Jerusalem showed him another view of six wormships, these ones partially unravelled and wrapped around a chunk of stone a hundred miles across. The stars of fusion drives were currently igniting all over the stone’s surface, their ionization slowly forming into a cometary tail. Evidently the wormships were intent on moving the asteroid.

‘Bombardment?’ Azroc suggested.

‘It seems likely,’ Jerusalem replied. ‘Or else they are using it as just part of an attack plan. If its vector is right, even breaking it up will divert a lot of the Polity fleet there and many of our ships will have to run cover to intercept any of the chunks heading planetwards.’

‘I see,’ said Azroc again, but he wasn’t feeling entirely sure that he did. He flicked back to an overview of the Line area under attack, and closely observed the positions of the target worlds. He then ran an overlay of Polity logistics, supply routes, major population centres, weapons caches and major manufacturing centres. Though these worlds formed a pattern, he could not see how that strategy related to an attack on the Polity as a whole.
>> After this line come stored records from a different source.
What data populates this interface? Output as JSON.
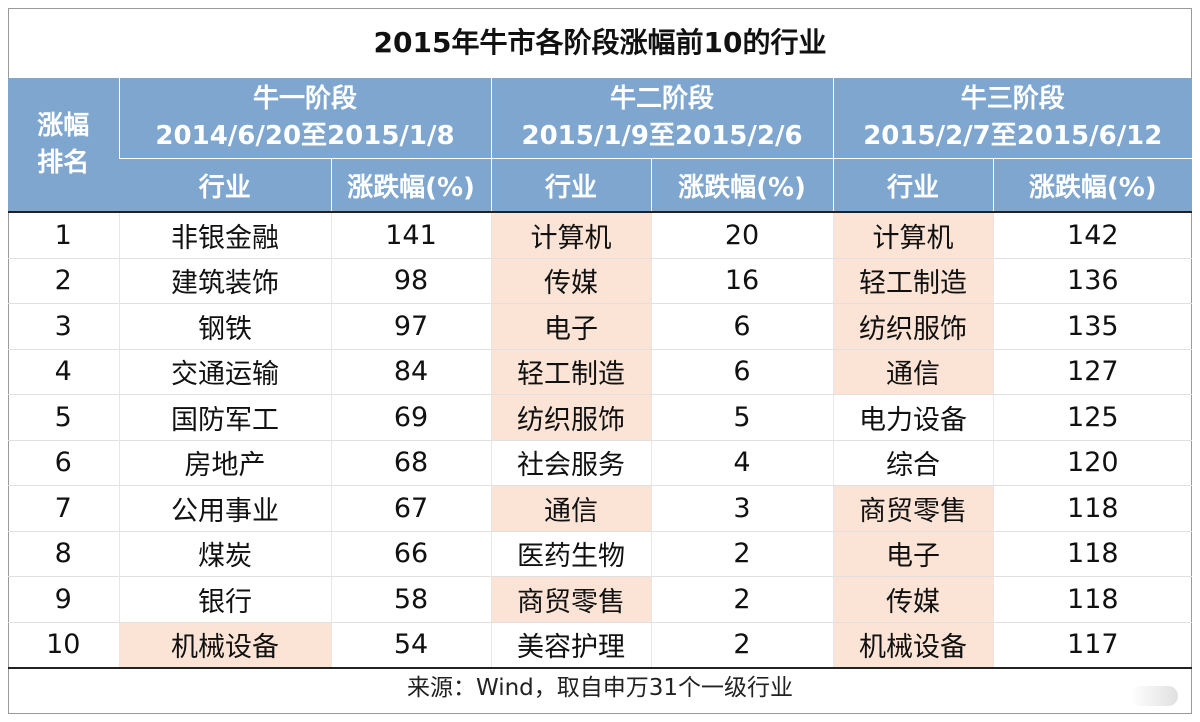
{
  "title": "2015年牛市各阶段涨幅前10的行业",
  "header": {
    "rank_label_1": "涨幅",
    "rank_label_2": "排名",
    "stages": [
      {
        "name": "牛一阶段",
        "range": "2014/6/20至2015/1/8"
      },
      {
        "name": "牛二阶段",
        "range": "2015/1/9至2015/2/6"
      },
      {
        "name": "牛三阶段",
        "range": "2015/2/7至2015/6/12"
      }
    ],
    "industry_label": "行业",
    "change_label": "涨跌幅(%)"
  },
  "rows": [
    {
      "rank": "1",
      "s1_ind": "非银金融",
      "s1_val": "141",
      "s2_ind": "计算机",
      "s2_val": "20",
      "s3_ind": "计算机",
      "s3_val": "142"
    },
    {
      "rank": "2",
      "s1_ind": "建筑装饰",
      "s1_val": "98",
      "s2_ind": "传媒",
      "s2_val": "16",
      "s3_ind": "轻工制造",
      "s3_val": "136"
    },
    {
      "rank": "3",
      "s1_ind": "钢铁",
      "s1_val": "97",
      "s2_ind": "电子",
      "s2_val": "6",
      "s3_ind": "纺织服饰",
      "s3_val": "135"
    },
    {
      "rank": "4",
      "s1_ind": "交通运输",
      "s1_val": "84",
      "s2_ind": "轻工制造",
      "s2_val": "6",
      "s3_ind": "通信",
      "s3_val": "127"
    },
    {
      "rank": "5",
      "s1_ind": "国防军工",
      "s1_val": "69",
      "s2_ind": "纺织服饰",
      "s2_val": "5",
      "s3_ind": "电力设备",
      "s3_val": "125"
    },
    {
      "rank": "6",
      "s1_ind": "房地产",
      "s1_val": "68",
      "s2_ind": "社会服务",
      "s2_val": "4",
      "s3_ind": "综合",
      "s3_val": "120"
    },
    {
      "rank": "7",
      "s1_ind": "公用事业",
      "s1_val": "67",
      "s2_ind": "通信",
      "s2_val": "3",
      "s3_ind": "商贸零售",
      "s3_val": "118"
    },
    {
      "rank": "8",
      "s1_ind": "煤炭",
      "s1_val": "66",
      "s2_ind": "医药生物",
      "s2_val": "2",
      "s3_ind": "电子",
      "s3_val": "118"
    },
    {
      "rank": "9",
      "s1_ind": "银行",
      "s1_val": "58",
      "s2_ind": "商贸零售",
      "s2_val": "2",
      "s3_ind": "传媒",
      "s3_val": "118"
    },
    {
      "rank": "10",
      "s1_ind": "机械设备",
      "s1_val": "54",
      "s2_ind": "美容护理",
      "s2_val": "2",
      "s3_ind": "机械设备",
      "s3_val": "117"
    }
  ],
  "source": "来源：Wind，取自申万31个一级行业",
  "colors": {
    "header_bg": "#7ea6cf",
    "highlight": "#fbe4d6"
  }
}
Another world under attack: here wormships and Polity ships swirled about each other like two distinct species of fish, and every now and again space seemed to distort when some craft on either side managed to position itself satisfactorily to use some directed gravity weapon without taking out other ships on its own side. The planet currently being defended had already suffered numerous strikes, and since the last time Azroc looked its colour had changed. A massive CTD had landed in the world-encompassing ocean, hit a subduction zone in an oceanic trench and cracked it right open. The ocean was now boiling, pouring up billions of tons of water into the atmosphere in the form of steam. Another strike had turned a minor oceanic city, with a population of eight million, into a boiling ruin. And now the wormships seemed intent on dropping something on the main population centre here. Meanwhile, the Polity ships were hamstrung by the need to intercept missiles instead of attacking their source.